A car fire on the Garden State Parkway and an truck that blew a tire on Route 18 caused major traffic issues in Monmouth County.

Burned out car on the Garden State Parkway (TheLakewoodScoop.com)

Both roads are open.

A car fire on the northbound Parkway at exit #98 for I-195 in Wall Township had the road closed with delays back to at least #91 in Brick for a delay of at least seven miles.

Meanwhile, drivers hoping to use Route 18 as a short cut around southbound Parkway delays were  at a standstill because of a pickup truck that ran off the road at Deal Road had the road closed with delays back to Route 36 in Eatontown.

The Shore Area Dispatch (S.A,N.D.) Facebook page reports the pick up fell off a transporter truck.

Southbound on the Garden State Parkway a later accident at #109 in Red Bank has traffic backed up to #114 but that crash is also cleared.

New Jersey Fast Traffic has updates every 15 minutes and instantly on the traffic page at NJ1015.com..

Text TRAFFIC to 89000 and get summer traffic alerts every Friday, Saturday and Sunday throughout the Sunday.

Accident on Route 18 (Jasmine Rodriguez, Townsquare Media NJ)

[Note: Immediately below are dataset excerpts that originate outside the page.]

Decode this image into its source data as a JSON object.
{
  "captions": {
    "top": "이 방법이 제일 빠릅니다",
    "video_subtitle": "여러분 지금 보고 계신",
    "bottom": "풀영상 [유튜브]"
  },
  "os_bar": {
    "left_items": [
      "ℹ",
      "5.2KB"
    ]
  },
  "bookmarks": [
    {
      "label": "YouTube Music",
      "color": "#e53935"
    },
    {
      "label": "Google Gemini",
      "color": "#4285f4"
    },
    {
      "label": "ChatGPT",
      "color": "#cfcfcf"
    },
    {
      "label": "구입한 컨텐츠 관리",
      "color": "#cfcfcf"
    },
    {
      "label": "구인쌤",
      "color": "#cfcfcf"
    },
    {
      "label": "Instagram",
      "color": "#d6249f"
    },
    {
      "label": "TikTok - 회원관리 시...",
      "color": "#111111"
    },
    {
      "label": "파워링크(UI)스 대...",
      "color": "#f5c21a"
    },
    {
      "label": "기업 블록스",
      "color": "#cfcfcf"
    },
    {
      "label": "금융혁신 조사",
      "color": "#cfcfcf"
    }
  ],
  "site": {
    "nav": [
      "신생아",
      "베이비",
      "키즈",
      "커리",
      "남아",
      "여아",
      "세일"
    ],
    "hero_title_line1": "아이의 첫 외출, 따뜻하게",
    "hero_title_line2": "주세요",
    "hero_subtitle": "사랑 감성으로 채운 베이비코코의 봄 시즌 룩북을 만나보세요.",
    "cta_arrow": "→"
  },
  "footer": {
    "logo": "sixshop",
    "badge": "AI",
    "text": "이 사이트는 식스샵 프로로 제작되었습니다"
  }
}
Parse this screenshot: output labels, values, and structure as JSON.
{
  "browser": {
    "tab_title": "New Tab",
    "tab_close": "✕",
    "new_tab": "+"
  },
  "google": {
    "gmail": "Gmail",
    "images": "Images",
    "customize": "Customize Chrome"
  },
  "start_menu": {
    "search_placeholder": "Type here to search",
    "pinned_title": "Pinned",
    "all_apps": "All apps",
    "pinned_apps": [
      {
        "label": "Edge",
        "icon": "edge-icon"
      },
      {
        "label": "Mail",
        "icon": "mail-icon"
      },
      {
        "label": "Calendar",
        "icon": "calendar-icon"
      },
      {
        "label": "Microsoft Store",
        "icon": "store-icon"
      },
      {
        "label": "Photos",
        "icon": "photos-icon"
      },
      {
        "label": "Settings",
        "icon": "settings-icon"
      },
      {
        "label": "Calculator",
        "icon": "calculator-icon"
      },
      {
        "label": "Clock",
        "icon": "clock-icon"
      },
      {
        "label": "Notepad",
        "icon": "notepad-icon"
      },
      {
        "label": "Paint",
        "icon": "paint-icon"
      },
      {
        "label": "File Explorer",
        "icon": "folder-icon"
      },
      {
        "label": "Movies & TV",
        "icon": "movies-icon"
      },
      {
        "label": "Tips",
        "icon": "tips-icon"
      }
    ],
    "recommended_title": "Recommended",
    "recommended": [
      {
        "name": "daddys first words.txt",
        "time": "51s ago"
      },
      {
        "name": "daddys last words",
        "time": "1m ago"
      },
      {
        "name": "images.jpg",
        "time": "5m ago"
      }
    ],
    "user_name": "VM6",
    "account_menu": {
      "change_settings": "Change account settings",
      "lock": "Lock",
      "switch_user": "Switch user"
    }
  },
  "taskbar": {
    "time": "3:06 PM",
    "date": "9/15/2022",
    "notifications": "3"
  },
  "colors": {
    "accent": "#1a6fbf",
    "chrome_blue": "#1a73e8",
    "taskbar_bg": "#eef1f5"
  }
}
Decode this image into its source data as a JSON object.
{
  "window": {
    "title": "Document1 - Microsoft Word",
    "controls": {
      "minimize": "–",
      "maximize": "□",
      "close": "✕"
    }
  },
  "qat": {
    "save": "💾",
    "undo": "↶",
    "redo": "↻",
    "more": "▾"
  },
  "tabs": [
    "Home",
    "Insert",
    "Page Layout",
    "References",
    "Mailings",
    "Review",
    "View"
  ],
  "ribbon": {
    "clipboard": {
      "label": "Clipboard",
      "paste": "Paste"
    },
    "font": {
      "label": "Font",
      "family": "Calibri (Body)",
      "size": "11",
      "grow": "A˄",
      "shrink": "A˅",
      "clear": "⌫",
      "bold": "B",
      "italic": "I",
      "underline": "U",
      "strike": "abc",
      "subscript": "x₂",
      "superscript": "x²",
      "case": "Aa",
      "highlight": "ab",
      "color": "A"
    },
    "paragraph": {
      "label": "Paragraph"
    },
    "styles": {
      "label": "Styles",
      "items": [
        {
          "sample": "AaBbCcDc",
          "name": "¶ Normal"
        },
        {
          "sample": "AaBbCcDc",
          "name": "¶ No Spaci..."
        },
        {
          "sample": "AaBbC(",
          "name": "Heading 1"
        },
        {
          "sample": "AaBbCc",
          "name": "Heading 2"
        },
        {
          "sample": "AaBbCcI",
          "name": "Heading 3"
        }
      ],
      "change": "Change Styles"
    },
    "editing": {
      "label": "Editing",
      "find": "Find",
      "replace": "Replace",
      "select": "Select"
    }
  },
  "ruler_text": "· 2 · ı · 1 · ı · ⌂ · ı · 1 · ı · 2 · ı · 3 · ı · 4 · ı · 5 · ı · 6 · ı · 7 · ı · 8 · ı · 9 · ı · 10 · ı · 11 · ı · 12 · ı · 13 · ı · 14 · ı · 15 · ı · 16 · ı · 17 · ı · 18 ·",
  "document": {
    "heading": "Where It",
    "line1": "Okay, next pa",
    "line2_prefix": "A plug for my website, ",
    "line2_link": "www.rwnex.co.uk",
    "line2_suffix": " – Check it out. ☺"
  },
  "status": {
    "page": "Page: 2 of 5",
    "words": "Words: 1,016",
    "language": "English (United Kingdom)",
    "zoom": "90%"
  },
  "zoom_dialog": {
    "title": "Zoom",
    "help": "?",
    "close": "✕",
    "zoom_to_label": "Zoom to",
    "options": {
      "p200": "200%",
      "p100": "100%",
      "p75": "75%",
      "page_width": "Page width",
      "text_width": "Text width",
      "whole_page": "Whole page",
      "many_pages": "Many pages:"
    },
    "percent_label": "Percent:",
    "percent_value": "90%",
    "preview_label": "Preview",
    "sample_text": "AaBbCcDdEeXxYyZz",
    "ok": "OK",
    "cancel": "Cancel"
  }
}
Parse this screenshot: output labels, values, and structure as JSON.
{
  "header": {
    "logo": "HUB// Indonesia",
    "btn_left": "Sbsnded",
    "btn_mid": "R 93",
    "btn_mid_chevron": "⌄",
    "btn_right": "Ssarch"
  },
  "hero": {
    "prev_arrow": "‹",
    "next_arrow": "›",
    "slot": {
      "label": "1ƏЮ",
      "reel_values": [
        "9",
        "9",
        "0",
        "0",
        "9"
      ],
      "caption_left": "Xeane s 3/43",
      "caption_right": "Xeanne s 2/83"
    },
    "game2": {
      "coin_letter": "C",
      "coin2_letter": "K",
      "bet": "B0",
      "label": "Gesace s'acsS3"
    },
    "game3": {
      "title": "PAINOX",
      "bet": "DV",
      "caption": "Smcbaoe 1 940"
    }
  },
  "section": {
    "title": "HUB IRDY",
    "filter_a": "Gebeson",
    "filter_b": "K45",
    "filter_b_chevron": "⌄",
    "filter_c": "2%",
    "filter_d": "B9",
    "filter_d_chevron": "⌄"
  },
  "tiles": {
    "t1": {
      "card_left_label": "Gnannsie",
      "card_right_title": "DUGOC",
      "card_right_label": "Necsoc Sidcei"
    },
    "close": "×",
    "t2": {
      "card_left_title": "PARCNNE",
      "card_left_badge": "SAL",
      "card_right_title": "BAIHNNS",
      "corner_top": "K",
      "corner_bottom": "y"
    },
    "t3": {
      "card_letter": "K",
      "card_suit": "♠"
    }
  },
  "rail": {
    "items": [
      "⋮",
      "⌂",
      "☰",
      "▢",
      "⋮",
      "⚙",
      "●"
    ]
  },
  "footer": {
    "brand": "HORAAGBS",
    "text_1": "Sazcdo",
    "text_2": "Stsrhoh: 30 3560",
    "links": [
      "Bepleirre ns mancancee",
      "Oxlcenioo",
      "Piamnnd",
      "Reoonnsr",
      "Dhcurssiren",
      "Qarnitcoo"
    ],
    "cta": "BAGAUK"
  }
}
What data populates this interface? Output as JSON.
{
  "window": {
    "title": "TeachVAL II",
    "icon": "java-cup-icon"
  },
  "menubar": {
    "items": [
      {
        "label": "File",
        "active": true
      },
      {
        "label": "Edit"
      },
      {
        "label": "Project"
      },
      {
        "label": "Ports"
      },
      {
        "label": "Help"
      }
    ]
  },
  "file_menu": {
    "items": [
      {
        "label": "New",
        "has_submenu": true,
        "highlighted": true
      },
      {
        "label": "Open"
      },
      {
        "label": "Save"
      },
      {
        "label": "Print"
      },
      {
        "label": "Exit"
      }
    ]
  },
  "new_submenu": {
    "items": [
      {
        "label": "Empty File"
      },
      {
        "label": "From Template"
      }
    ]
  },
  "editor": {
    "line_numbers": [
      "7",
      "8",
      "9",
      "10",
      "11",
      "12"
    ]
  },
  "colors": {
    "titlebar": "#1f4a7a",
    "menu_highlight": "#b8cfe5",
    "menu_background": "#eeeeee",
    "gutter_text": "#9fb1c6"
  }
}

Sitting in traffic can cause your car to overheat. What should you do if your car's temperature starts to rise? Crank the heat! Esurance offers this advice.

  1. First, always carry an extra bottle of coolant (also called antifreeze) in your car, as well as a jug of water. Engines typically overheat because the coolant’s low, so topping it up will usually solve the problem. Failing that, water will also temporarily do the trick. Plus, that water could be a lifesaver on long, sweltering summer drives. Just don’t drink it all.
  2. When you see the temperature gauge creeping into the red or a notification light glowing, immediately turn off your air conditioner (since the AC puts a lot of strain on your engine). Roll the windows down to cool off the way nature intended.
  3. If the problem persists, crank your heater up to full blast. It could make the next few miles a pretty brutal experience, but the transfer of heat away from the engine might just save its life.
  4. Should the preceding steps fail, pull over as soon as you can. Turn off the engine. If you can pop the hood from the driver’s seat, do so — but don’t risk opening it by hand until the engine has cooled, especially if you see steam wafting off the engine. It typically takes a solid 30 minutes for an engine to cool down enough for it to be safe to handle. If you’d rather let a professional handle the problem, it’s time to call for a tow truck.
  5. Once the engine has cooled, check the coolant tank. It’s usually a translucent plastic tank near the radiator. If the coolant tank is empty, you may have sprung a leak. Take a quick look under the car. If you notice a drip or puddle, chances are the coolant tank is leaking.